Shortness of breath:  Synonym:  Dyspnea.  The feeling or sense that you cannot catch your breath.

Dysnea:  The medical term for shortness of breath.

Oxygen Dyspnea:  Synonym:  Winded.  When your respiratory rate and heart rate increase because you're taxing your heart, examples include dyspnea due to exertions (exercise, aerobics, etc) and cardiac disease (CHF).  With lung diseases such as heart failure or lung cancer your dyspnea tolerance may decrease, and with exercise it may increase.

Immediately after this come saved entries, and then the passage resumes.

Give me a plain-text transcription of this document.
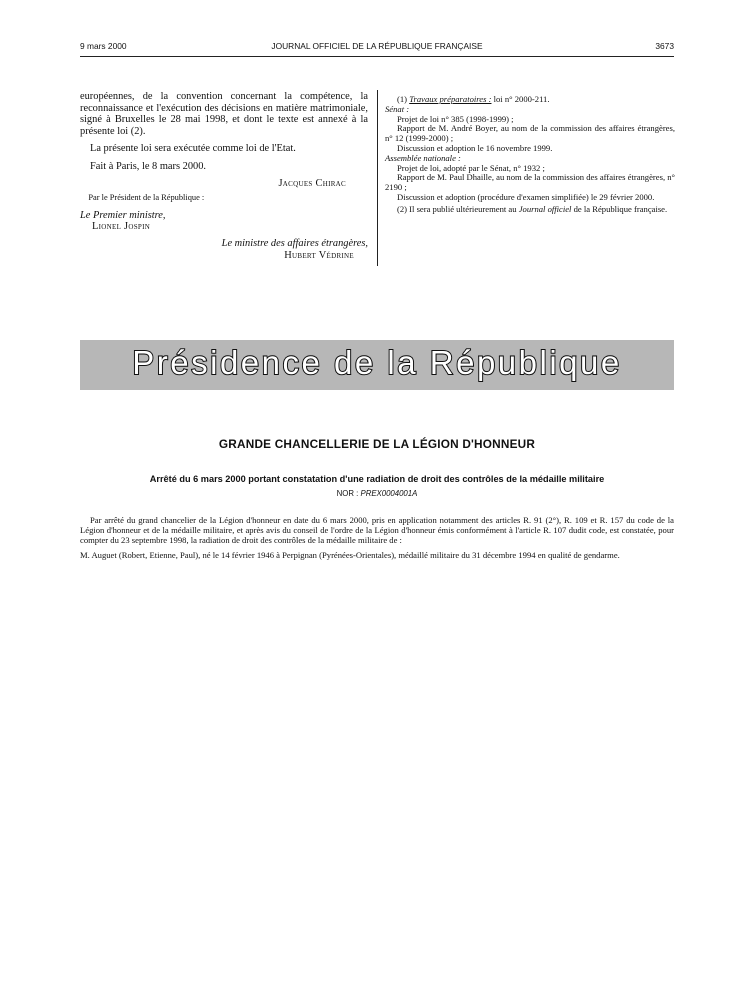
9 mars 2000	JOURNAL OFFICIEL DE LA RÉPUBLIQUE FRANÇAISE	3673

européennes, de la convention concernant la compétence, la reconnaissance et l'exécution des décisions en matière matrimoniale, signé à Bruxelles le 28 mai 1998, et dont le texte est annexé à la présente loi (2).

La présente loi sera exécutée comme loi de l'Etat.

Fait à Paris, le 8 mars 2000.

Jacques Chirac

Par le Président de la République :

Le Premier ministre,

Lionel Jospin

Le ministre des affaires étrangères,

Hubert Védrine

(1) Travaux préparatoires : loi n° 2000-211.

Sénat :

Projet de loi n° 385 (1998-1999) ;

Rapport de M. André Boyer, au nom de la commission des affaires étrangères, n° 12 (1999-2000) ;

Discussion et adoption le 16 novembre 1999.

Assemblée nationale :

Projet de loi, adopté par le Sénat, n° 1932 ;

Rapport de M. Paul Dhaille, au nom de la commission des affaires étrangères, n° 2190 ;

Discussion et adoption (procédure d'examen simplifiée) le 29 février 2000.

(2) Il sera publié ultérieurement au Journal officiel de la République française.

Présidence de la République
GRANDE CHANCELLERIE DE LA LÉGION D'HONNEUR
Arrêté du 6 mars 2000 portant constatation d'une radiation de droit des contrôles de la médaille militaire
NOR : PREX0004001A

Par arrêté du grand chancelier de la Légion d'honneur en date du 6 mars 2000, pris en application notamment des articles R. 91 (2°), R. 109 et R. 157 du code de la Légion d'honneur et de la médaille militaire, et après avis du conseil de l'ordre de la Légion d'honneur émis conformément à l'article R. 107 dudit code, est constatée, pour compter du 23 septembre 1998, la radiation de droit des contrôles de la médaille militaire de :

M. Auguet (Robert, Etienne, Paul), né le 14 février 1946 à Perpignan (Pyrénées-Orientales), médaillé militaire du 31 décembre 1994 en qualité de gendarme.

Exertional Dyspnea:  This is oxygen dyspnea due to exertion.  It occurs when you tax your heart due to exertion, such as what occurs with vigorous running. For a healthy person, the more you exert yourself the greater your dyspnea tolerance becomes.

Dyspnea tolerance:  Your ability to know when you are dyspneic (short of breath)

Dyspnea intolerance:  When a person cannot tell when he is short of breath.  This may occur with lung disease when a person is chronically short of breath.  This is especially true when the shortness of breath occurs slowly over time due to slow onset of lung disease, such as severe asthma or chronic obstructive lung disease (COPD, emphysema, chronic bronchitis).  In this case you could be short of breath and not know it.  I think this is a serious issue because these people cannot decide for themselves if they need help.

Obstructive Dyspnea:  This is dyspnea due to obstructed air passages in your lungs.  You can get air in but the air gets trapped and the lungs become overdistended.  Generally, heart rate and respiratory rate are normal unless the exacerbation becomes prolonged and severe and oxygen dyspnea results.  Examples include asthma, COPD, croup.

Mucus Dyspnea:  This is obstructive dyspnea that results from excessive mucus production.  It often causes an agonizing itching and burning feeling in the chest and sometimes results in a chin and neck itch.  A good example of this is when a person who is chronically dependent on theophylline to treat bronchospasm suddenly stops taking it.

Asthma:  This is an ancient Greek term for short, gasping breaths.  It used to be a  synonym for any cause of shortness of breath, and since Ancient Greek times the definition has evolved to refer to reversible obstructive airway disease caused by smooth muscle spasms that result from an abnormal immune response to asthma triggers.  It is now believed asthma comes with chronic inflammation of the air passages that causes these airways to be hyperresponsive to asthma triggers.

Asthma triggers:  These are things that are in the air we breathe that generally do not bother people without asthma.  Examples include animal dander, dust, air pollution, cockroach urine, mold, etc.